Martin McGuinness, antigo vice-primeiro-ministro e histórico líder do grupo separatista IRA – e, por isso, também uma das figuras centrais no processo de paz na Irlanda do Norte -, morreu esta terça-feira aos 66 anos, cerca de dois meses depois de abandonar a política ativa. Segundo a imprensa britânica, o ex-governante sofria de uma rara doença genética, causada por depósitos anormais de proteínas nos tecidos e órgãos.
A notícia foi confirmada por Gerry Adams, deputado, presidente do partido Sinn Féin e amigo próximo. “Ao longo da sua vida, Martin mostrou grande determinação, dignidade e humildade, e não foi diferente durante a sua curta doença”, afirmou, num comunicado publicado no site do partido irlandês. “Era um republicano apaixonado que trabalhou incansavelmente pela paz, reconciliação e pela reunificação do seu país.”
Ex-líder do IRA – grupo separatista que usava o nome de Exército Revolucionário Irlandês -, Martin McGuinness acabou por se tornar no principal negociador do Sin Féinn no processo de paz na Irlanda do Norte, que levou à assinatura a 10 de abril de 1998 do Acordo de Belfast (também conhecido como Acordo da Sexta-feira Santa) pelos governos britânico e irlandês, pondo assim fim ao conflito sangrento entre nacionalistas e unionistas. Em 2007, tornou-se vice-primeiro-ministro da Irlanda do Norte, durante o governo de Ian Paisley, do Partido Democrático Unionista, mantendo-se no cargo nos dois governos seguintes (de Peter Robinson e Arlene Foster).

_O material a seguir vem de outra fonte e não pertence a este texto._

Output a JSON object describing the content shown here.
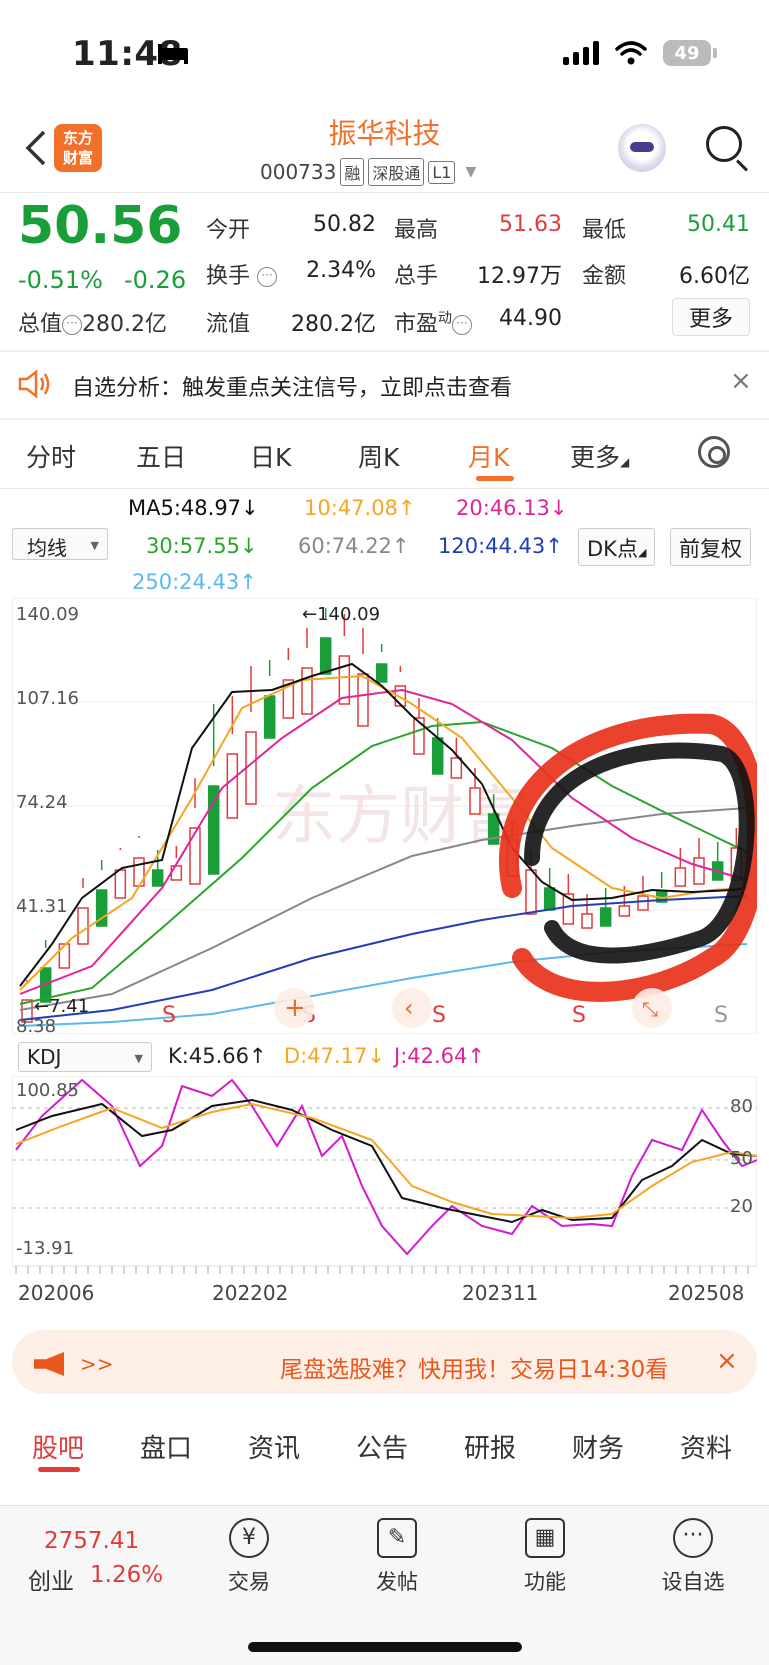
{
  "status_bar": {
    "time": "11:48",
    "battery": "49"
  },
  "header": {
    "title": "振华科技",
    "code": "000733",
    "tags": [
      "融",
      "深股通",
      "L1"
    ],
    "logo_text_1": "东方",
    "logo_text_2": "财富"
  },
  "quote": {
    "price": "50.56",
    "change_pct": "-0.51%",
    "change_abs": "-0.26",
    "open_label": "今开",
    "open": "50.82",
    "high_label": "最高",
    "high": "51.63",
    "low_label": "最低",
    "low": "50.41",
    "turnover_label": "换手",
    "turnover": "2.34%",
    "volume_label": "总手",
    "volume": "12.97万",
    "amount_label": "金额",
    "amount": "6.60亿",
    "mktcap_label": "总值",
    "mktcap": "280.2亿",
    "float_label": "流值",
    "float_cap": "280.2亿",
    "pe_label": "市盈",
    "pe_sup": "动",
    "pe": "44.90",
    "more": "更多"
  },
  "banner": {
    "text": "自选分析：触发重点关注信号，立即点击查看"
  },
  "tabs": [
    "分时",
    "五日",
    "日K",
    "周K",
    "月K",
    "更多"
  ],
  "active_tab": "月K",
  "ma_legend": {
    "selector": "均线",
    "ma5": "MA5:48.97↓",
    "ma10": "10:47.08↑",
    "ma20": "20:46.13↓",
    "ma30": "30:57.55↓",
    "ma60": "60:74.22↑",
    "ma120": "120:44.43↑",
    "ma250": "250:24.43↑",
    "dk": "DK点",
    "fq": "前复权",
    "colors": {
      "ma5": "#111111",
      "ma10": "#f5a623",
      "ma20": "#e0249a",
      "ma30": "#2aa52a",
      "ma60": "#888888",
      "ma120": "#1f3fb5",
      "ma250": "#5bb8f0"
    }
  },
  "chart": {
    "y_labels": [
      "140.09",
      "107.16",
      "74.24",
      "41.31",
      "8.38"
    ],
    "high_marker": "←140.09",
    "low_marker": "←7.41",
    "s_label": "S"
  },
  "kdj": {
    "selector": "KDJ",
    "k": "K:45.66↑",
    "d": "D:47.17↓",
    "j": "J:42.64↑",
    "y_top": "100.85",
    "y_bottom": "-13.91",
    "levels": [
      "80",
      "50",
      "20"
    ],
    "x_labels": [
      "202006",
      "202202",
      "202311",
      "202508"
    ]
  },
  "ad": {
    "text": "尾盘选股难？快用我！交易日14:30看"
  },
  "bottom_tabs": [
    "股吧",
    "盘口",
    "资讯",
    "公告",
    "研报",
    "财务",
    "资料"
  ],
  "bottom_nav": {
    "index_value": "2757.41",
    "index_name": "创业",
    "index_pct": "1.26%",
    "items": [
      "交易",
      "发帖",
      "功能",
      "设自选"
    ]
  }
}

Demitiu-se a 9 de janeiro, depois de Foster se ter recusado a afastar-se temporariamente na sequência de um inquérito a um escândalo de energia pública. A sua demissão levou ao colapso do governo de coligação irlandês e à realização de novas eleições, às quais já tinha admitido que não iria concorrer.
“O meu trabalho enquanto líder político é evitar a guerra”
James Martin Pacelli McGuinness nasceu a 23 de maio de 1950, em Derry, a segunda maior cidade da Irlanda do Norte. Foi na adolescência que se começou a envolver politicamente, depois de ter visto as imagens do deputado Gerry Fitt coberto de sangue durante uma manifestação pelos direitos civis em 1968. Alistou-se no Exército Republicano Irlandês (IRA) e, numa questão de meses, chegou a número dois na Brigada de Derry. Era esse o cargo que ocupava a 30 de janeiro de 1972, o Domingo Sangrento. Nesse dia, um regimento de soldados britânicos matou a tiro 13 católicos desarmados, durante uma manifestação em Derry.
Em março desse ano, o primeiro-ministro do Reino Unido, Edward Heath, suspendeu o governo irlandês e Martin McGuinness foi enviado para Inglaterra, juntamente com Gerry Adams, para iniciar negociações com o Secretário de Estado da Irlanda do Norte, Willie Whitelaw, em nome do IRA. Adams e McGuinness não eram completos desconhecidos, mas foi durante essa viagem que nasceu a amizade estreita e parceria política que mantiveram até ao fim.
McGuinness deixou o IRA em 1974, depois de ter sido condenado a um ano a duas penas de prisão — uma por ter sido apanhado com um carro cheio de explosivos e outra por pertencer à organização irlandesa. Foi nessa altura — com a entrada para o Sinn Féin — que o ex-primeiro-ministro entrou definitivamente na política, tornando-se numa das figuras centrais na defesa da paz na Irlanda do Norte. Foi também um período em que enfrentou fortes críticas pelo seu ativismo enquanto líder do IRA e a oposição de outros políticos que se recusavam, inclusivamente, a cumprimentá-lo. Daí que o momento em que a Rainha Isabel II e Martin McGuinness deram um aperto de mãos, em Belfast, em 2012, tenha ficado na história.
McGuiness era um dos responsáveis do IRA quando o grupo organizou um atentado bombista em 1979 que matou Lord Mountbatten, primo da monarca britânica. O cumprimento, impensável durante anos, acabou assim por selar um acordo de paz e foi comentado por McGuinness numa entrevista que pode rever aqui:
Nos anos que se seguiram, foi ganhando cada vez mais destaque dentro do partido, ocupando vários cargos políticos. Um dos principais responsáveis pela negociação do processo de paz, que levou à assinatura do Acordo de Belfast em 1998, foi membro do parlamento irlandês entre 1997 e 2013, ministro da Educação entre 1999 e 2002 e vice-primeiro-ministro desde 2007 até à sua demissão em janeiro deste ano, afirmando que não voltaria à vida política por motivos de saúde. Recentemente, admitiu que a sua guerra “tinha acabado”. “O meu trabalho enquanto líder político é evitar a guerra.”